HP to ship antispam software on new PCs

Saying it wants to protect children from inappropriate material and give customers a more “positive” computing experience, Hewlett-Packard Co. will bundle antispam software with its new desktop PCs. The company will preload interMute Inc.’s SpamSubtract Pro product on new HP Pavilion and Compaq Presario PCs, according to a statement from Braintree, Massachusetts-based interMute.

Customers who purchase the new PCs will be able to use the spam blocking software free for 30 days with the option to purchase a full license for the software for US$29.95 from the interMute Web site. Customers who do not purchase a license will continue to be able to use the product to quarantine spam with obscene words and images. However, commercial solicitations would no longer be flagged, an interMute spokesman said.

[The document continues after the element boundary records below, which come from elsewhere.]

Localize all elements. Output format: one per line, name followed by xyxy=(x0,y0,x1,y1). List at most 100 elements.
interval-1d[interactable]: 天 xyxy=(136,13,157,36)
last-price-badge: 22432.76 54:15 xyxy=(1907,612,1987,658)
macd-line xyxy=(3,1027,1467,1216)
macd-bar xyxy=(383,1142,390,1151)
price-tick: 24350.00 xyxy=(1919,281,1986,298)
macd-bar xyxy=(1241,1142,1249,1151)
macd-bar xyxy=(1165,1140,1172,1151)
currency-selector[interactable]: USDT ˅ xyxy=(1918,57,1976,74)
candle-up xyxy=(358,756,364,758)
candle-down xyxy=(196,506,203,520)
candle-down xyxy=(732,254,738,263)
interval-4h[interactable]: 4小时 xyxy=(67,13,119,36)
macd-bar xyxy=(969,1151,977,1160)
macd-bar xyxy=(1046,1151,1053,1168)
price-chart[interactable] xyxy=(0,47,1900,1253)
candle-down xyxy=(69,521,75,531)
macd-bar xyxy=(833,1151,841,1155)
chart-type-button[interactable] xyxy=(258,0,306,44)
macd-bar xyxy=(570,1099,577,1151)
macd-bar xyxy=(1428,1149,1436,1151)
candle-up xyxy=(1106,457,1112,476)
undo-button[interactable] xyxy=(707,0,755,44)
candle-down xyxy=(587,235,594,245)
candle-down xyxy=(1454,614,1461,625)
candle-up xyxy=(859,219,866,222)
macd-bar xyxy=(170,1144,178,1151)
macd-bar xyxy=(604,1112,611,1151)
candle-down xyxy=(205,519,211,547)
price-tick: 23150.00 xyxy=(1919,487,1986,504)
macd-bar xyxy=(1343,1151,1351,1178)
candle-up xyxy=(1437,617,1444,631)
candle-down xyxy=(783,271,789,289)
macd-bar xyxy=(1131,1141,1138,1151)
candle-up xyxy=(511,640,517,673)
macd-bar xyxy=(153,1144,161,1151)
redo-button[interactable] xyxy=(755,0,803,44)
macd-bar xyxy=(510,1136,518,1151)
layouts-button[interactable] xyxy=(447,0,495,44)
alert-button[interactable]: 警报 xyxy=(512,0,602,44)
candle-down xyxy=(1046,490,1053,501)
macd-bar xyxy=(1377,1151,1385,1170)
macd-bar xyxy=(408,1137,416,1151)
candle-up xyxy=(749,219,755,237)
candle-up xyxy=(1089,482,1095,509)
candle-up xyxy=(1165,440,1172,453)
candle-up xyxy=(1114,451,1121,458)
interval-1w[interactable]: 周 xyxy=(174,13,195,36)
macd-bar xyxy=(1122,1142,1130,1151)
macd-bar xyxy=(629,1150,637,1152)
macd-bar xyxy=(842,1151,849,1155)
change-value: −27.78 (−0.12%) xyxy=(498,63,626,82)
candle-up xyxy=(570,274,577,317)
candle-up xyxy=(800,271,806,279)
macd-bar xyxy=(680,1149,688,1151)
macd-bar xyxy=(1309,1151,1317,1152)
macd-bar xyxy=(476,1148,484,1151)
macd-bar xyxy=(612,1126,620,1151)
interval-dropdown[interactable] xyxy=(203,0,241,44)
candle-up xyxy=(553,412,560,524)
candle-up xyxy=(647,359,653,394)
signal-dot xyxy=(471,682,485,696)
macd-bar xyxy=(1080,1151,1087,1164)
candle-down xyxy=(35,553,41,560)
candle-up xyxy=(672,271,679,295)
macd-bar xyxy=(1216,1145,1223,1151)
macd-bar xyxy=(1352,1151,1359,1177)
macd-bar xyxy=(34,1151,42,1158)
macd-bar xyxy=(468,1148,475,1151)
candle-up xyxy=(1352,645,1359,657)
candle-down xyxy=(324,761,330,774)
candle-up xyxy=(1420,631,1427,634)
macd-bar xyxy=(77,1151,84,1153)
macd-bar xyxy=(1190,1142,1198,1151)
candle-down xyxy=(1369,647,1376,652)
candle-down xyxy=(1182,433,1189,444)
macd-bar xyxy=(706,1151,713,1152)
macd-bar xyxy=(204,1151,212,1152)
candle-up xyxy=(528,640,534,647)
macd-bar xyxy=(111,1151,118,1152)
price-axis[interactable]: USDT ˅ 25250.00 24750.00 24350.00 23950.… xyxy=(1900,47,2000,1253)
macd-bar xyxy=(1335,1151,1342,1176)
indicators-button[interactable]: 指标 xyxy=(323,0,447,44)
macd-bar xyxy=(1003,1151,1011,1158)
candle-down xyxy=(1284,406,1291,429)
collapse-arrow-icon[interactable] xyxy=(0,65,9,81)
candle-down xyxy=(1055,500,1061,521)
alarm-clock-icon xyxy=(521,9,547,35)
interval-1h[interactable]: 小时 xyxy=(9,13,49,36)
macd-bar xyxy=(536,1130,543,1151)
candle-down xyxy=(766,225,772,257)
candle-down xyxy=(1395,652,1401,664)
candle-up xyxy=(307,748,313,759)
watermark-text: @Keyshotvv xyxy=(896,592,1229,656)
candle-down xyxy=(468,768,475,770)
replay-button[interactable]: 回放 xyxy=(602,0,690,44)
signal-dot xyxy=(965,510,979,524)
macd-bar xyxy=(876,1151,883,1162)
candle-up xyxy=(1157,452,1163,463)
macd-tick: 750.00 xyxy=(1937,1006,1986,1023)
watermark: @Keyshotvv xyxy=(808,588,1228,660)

MS employee busted for stealing software

A former Microsoft Corp. employee was arrested recently for allegedly ordering software using Microsoft’s internal purchasing system and selling it for personal gain. Richard Gregg, 43, of Bellevue, Washington, is accused of ordering software worth US$17 million and selling it or otherwise disposing of it and keeping the proceeds, instead of using the software for business purposes, the office of the U.S. Attorney for the Western District of Washington said in a statement.

Gregg was terminated by the software maker in December last year, at the same time another Microsoft employee, Daniel Feussner, was fired and arrested on similar charges. Feussner was accused of selling US$9 million worth of Microsoft software for his own profit. Facing a punishment of as much as 20 years in jail, he died on Feb. 7 after ingesting antifreeze, according to published reports.

Peoplesoft, JDE to speed up acquisition

PeopleSoft Inc. is amending its agreement to purchase J.D. Edwards & Co., in an effort to speed up the transaction in the face of moves by rival Oracle Corp. to buy PeopleSoft. The amended agreement, announced recently, is valued at approximately US$1.75 billion in cash and newly issued PeopleSoft stock. The prior agreement was an all-stock deal valued at $1.7 billion.

Under the new deal, J.D. Edwards shareholders will be able to elect to receive cash or stock for their J.D. Edwards shares, based on the June 13 closing price of PeopleSoft’s common stock of $16.92 a share. PeopleSoft said the exchange offer will commence shortly. Upon completion of the exchange offer, all remaining shares of J.D. Edwards will be acquired in a second-step merger. The companies expect the transaction to close in the third-quarter of this year.